Forscherin Jane Goodall über den Film „Schimpansen“

Tiere sind auch nur Menschen: Schimpanse Freddy kümmert sich um den kleinen verwaisten Oscar. Foto: Disney

Es ist eine unglaubliche Geschichte, die der Disney-Film „Schimpansen“ ab Donnerstag im Kino erzählt: Der Affenjunge Oscar kämpft im afrikanischen Regenwald allein ums Überleben und wird schließlich von einem Schimpansen adoptiert.

Wir sprachen mit der legendären britischen Verhaltensforscherin Jane Goodall, die die Regisseure Alastair Fothergill und Mark Linfield beraten hat.

Wenn man sich „Schimpansen“ anschaut, fragt man sich: Wie haben es die Filmemacher geschafft, so nahe an die Tiere heranzukommen?

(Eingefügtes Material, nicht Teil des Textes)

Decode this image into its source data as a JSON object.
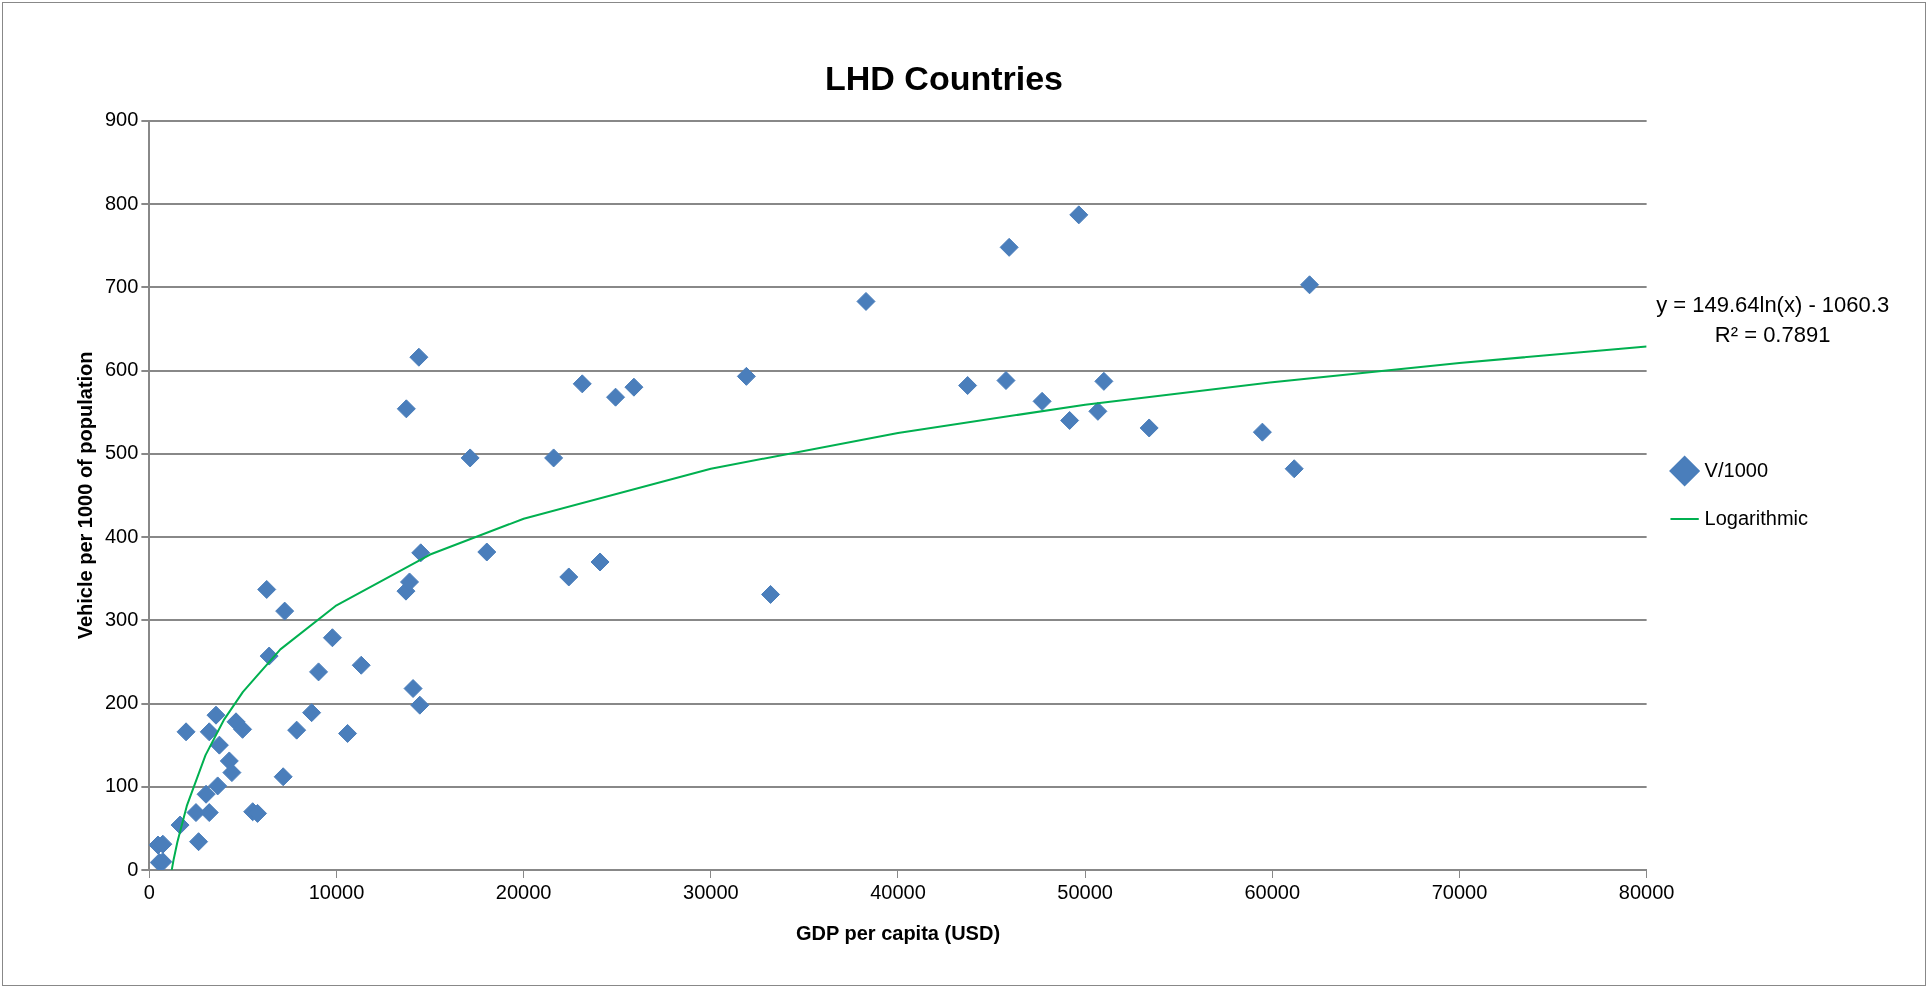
{
  "chart_data": {
    "type": "scatter",
    "title": "LHD Countries",
    "xlabel": "GDP per capita (USD)",
    "ylabel": "Vehicle per 1000 of population",
    "xlim": [
      0,
      80000
    ],
    "xticks": [
      0,
      10000,
      20000,
      30000,
      40000,
      50000,
      60000,
      70000,
      80000
    ],
    "ylim": [
      0,
      900
    ],
    "yticks": [
      0,
      100,
      200,
      300,
      400,
      500,
      600,
      700,
      800,
      900
    ],
    "grid": "y",
    "legend": "right",
    "marker": "diamond",
    "annotations": [
      "y = 149.64ln(x) - 1060.3",
      "R² = 0.7891"
    ],
    "series": [
      {
        "name": "V/1000",
        "color": "#4a7ebb",
        "x": [
          460,
          720,
          530,
          720,
          1640,
          1960,
          2490,
          2630,
          3030,
          3200,
          3200,
          3560,
          3650,
          3740,
          4270,
          4410,
          4630,
          4980,
          5520,
          5780,
          6270,
          6400,
          7150,
          7230,
          7870,
          8670,
          9040,
          9780,
          10590,
          11320,
          13730,
          13710,
          13900,
          14090,
          14400,
          14450,
          14500,
          17140,
          18030,
          21600,
          22410,
          23130,
          24080,
          24910,
          25890,
          31900,
          33190,
          38290,
          43720,
          45940,
          45770,
          47700,
          49660,
          49170,
          50680,
          51000,
          53420,
          59470,
          61170,
          61990
        ],
        "values": [
          30,
          31,
          9,
          10,
          54,
          166,
          69,
          34,
          91,
          166,
          69,
          186,
          101,
          150,
          131,
          117,
          178,
          169,
          70,
          68,
          337,
          257,
          112,
          311,
          168,
          189,
          238,
          279,
          164,
          246,
          554,
          335,
          346,
          218,
          616,
          198,
          381,
          495,
          382,
          495,
          352,
          584,
          370,
          568,
          580,
          593,
          331,
          683,
          582,
          748,
          588,
          563,
          787,
          540,
          551,
          587,
          531,
          526,
          482,
          703
        ]
      },
      {
        "name": "Logarithmic",
        "type": "line",
        "color": "#00b050",
        "marker": "none",
        "x": [
          1195,
          1300,
          1500,
          2000,
          3000,
          4000,
          5000,
          7000,
          10000,
          15000,
          20000,
          30000,
          40000,
          50000,
          60000,
          70000,
          80000
        ],
        "values": [
          0,
          13,
          34,
          77,
          138,
          181,
          214,
          265,
          318,
          379,
          422,
          482,
          525,
          559,
          586,
          609,
          629
        ]
      }
    ]
  }
}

Jane Goodall: Diese Schimpansen wurden vom Leipziger Primatenforscher Christophe Boesch und seinem Team über viele Jahre hinweg beobachtet. Dadurch waren die Schimpansen an die Menschen gewohnt.

Der Film zeigt die Geschichte eines Schimpansenjungen, dessen Mutter getötet wird und um den sich dann das Leittier des Rudels kümmert. Wie außergewöhnlich ist dieses Adoptionsverhalten?

Goodall: Das Filmteam wollte ja ursprünglich nur zeigen, wie ein Schimpansenkind aufwächst. Als dann die Mutter umkam, dachten sie schon, das Projekt sei gestorben, aber dann kam es zu dieser Adoption. Es gibt unter Schimpansen immer wieder Adoptionen, aber es ist sehr ungewöhnlich, dass das Alpha-Männchen ein dreijähriges Schimpansenkind aufnimmt. Aber das ist eben das Magische an Schimpansen: Man weiß bei diesen Tieren nie, was sie als Nächstes tun.

Hätte das Schimpansenkind auch von Menschen aufgezogen werden können?

Goodall: Ein Schimpanse, der von Menschen aufgezogen wird, hat in der Natur keine Zukunft. Bei Affenwaisen hofft man immer, dass die Natur das selbst regelt. In dem Gebiet, in dem meine Organisation arbeitet, helfen wir den Schimpansen, wenn sie krank sind, aber darüber hinaus greifen wir nicht ein.

Wie nah sind Sie in Ihren Forschungen an die Schimpansen herangekommen?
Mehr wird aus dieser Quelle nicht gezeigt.